Review drift isn’t new. Every age has its own mediums for review and every review medium has its strengths and weaknesses. An earlier era was dominated by written reviews, which have their own limitations. (A lot of the times, I suspect that much art that’s been critically revered in the past has gotten that status, in part, because it’s the kind of thing that’s easy to write about. Like, clever symbolic intellectual stuff is easier for academics and clever art critics to write about than subtle, spare, moody stuff.)
The new wrinkle, I think, is the degree to which many modern contexts concentrate review drift and homogenize it. This is starting to become apparent in all kinds of technological circumstances. A lot of modern technologies create concentrated gateways, which channel the majority of the public’s attention through a single portal. So much of our collective attention is set by how, exactly, Google’s search engine algorithms work, and how it ranks the result. So much of our collective purchasing is set by how exactly Amazon’s algorithm works. And one thing we know is: the more a single system becomes dominant, and the more legible its internal mechanics are, the easier it is for interested parties to game that system and to hyper-optimize. There are whole industries that exist around optimizing your Google search ranking and your Amazon product ranking.

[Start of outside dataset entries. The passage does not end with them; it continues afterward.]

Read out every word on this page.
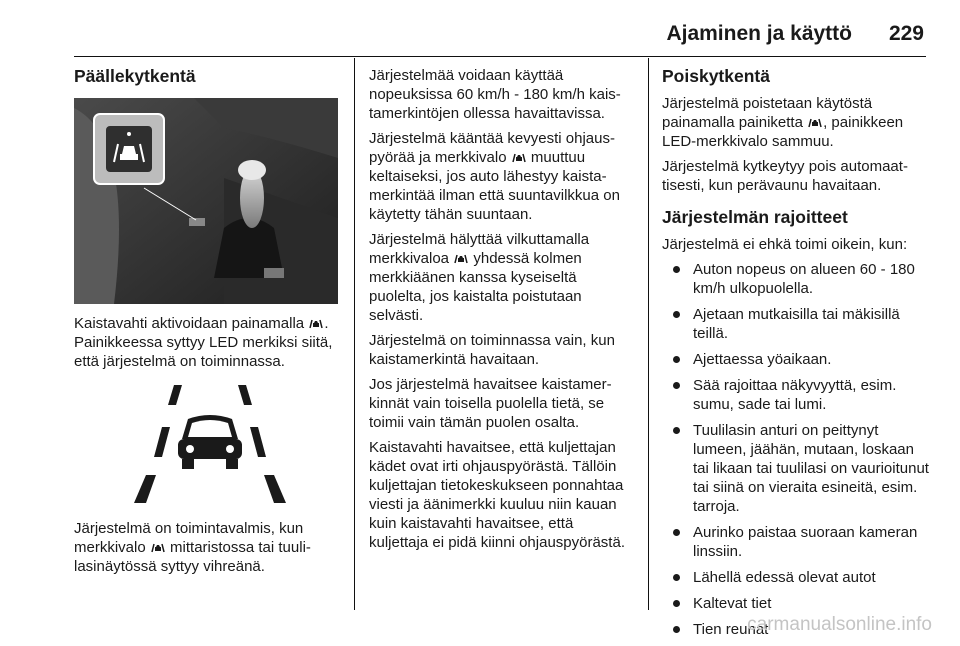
Ajaminen ja käyttö 229
Päällekytkentä

Kaistavahti aktivoidaan painamalla . Painikkeessa syttyy LED merkiksi siitä, että järjestelmä on toiminnassa.

Järjestelmä on toimintavalmis, kun merkkivalo  mittaristossa tai tuulilasinäytössä syttyy vihreänä.

Järjestelmää voidaan käyttää nopeuksissa 60 km/h - 180 km/h kaistamerkintöjen ollessa havaittavissa.

Järjestelmä kääntää kevyesti ohjauspyörää ja merkkivalo  muuttuu keltaiseksi, jos auto lähestyy kaistamerkintää ilman että suuntavilkkua on käytetty tähän suuntaan.

Järjestelmä hälyttää vilkuttamalla merkkivaloa  yhdessä kolmen merkkiäänen kanssa kyseiseltä puolelta, jos kaistalta poistutaan selvästi.

Järjestelmä on toiminnassa vain, kun kaistamerkintä havaitaan.

Jos järjestelmä havaitsee kaistamerkinnät vain toisella puolella tietä, se toimii vain tämän puolen osalta.

Kaistavahti havaitsee, että kuljettajan kädet ovat irti ohjauspyörästä. Tällöin kuljettajan tietokeskukseen ponnahtaa viesti ja äänimerkki kuuluu niin kauan kuin kaistavahti havaitsee, että kuljettaja ei pidä kiinni ohjauspyörästä.

Poiskytkentä

Järjestelmä poistetaan käytöstä painamalla painiketta , painikkeen LED-merkkivalo sammuu.

Järjestelmä kytkeytyy pois automaattisesti, kun perävaunu havaitaan.

Järjestelmän rajoitteet

Järjestelmä ei ehkä toimi oikein, kun:

Auton nopeus on alueen 60 - 180 km/h ulkopuolella.
Ajetaan mutkaisilla tai mäkisillä teillä.
Ajettaessa yöaikaan.
Sää rajoittaa näkyvyyttä, esim. sumu, sade tai lumi.
Tuulilasin anturi on peittynyt lumeen, jäähän, mutaan, loskaan tai likaan tai tuulilasi on vaurioitunut tai siinä on vieraita esineitä, esim. tarroja.
Aurinko paistaa suoraan kameran linssiin.
Lähellä edessä olevat autot
Kaltevat tiet
Tien reunat
carmanualsonline.info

So: there’s always going to be review drift; reviews can never be perfect. But if, at least, review drift happens for different reasons, and in a plurality of directions, then it’ll be a hard target for a big company to optimize for. But if there is some kind of systematic, structural feature that encourages the same kind of review drift across a whole reviewing community, then we create a clearer system for companies to target. And this can happen when a whole body of reviews gets filtered through a particular portal — like Instagram or YouTube — which homogenizes the patterns by which reviewers get famous, or strongly filters the kinds of reviews that get recorded. The more uniform the review drift, the more legible the target for the optimizers.
This is part of a larger pattern we’re starting to see more and more. We can call it the phenomenon of squashed evaluations. When an entire rich form of activity gets evaluated through one tiny window, then the importance of whatever’s in-frame gets over-exaggerated — and whatever’s outside of that frame gets swamped. So the same general kind of pressure that’s giving us high schools laser-focused on standardized tests, pre-meds obsessed with their GPAs, and journalists obsessed with click counts, is also giving us beautiful tasteless donuts and sexy flickable knives that aren’t good at cutting.
 This is their actual name for themselves.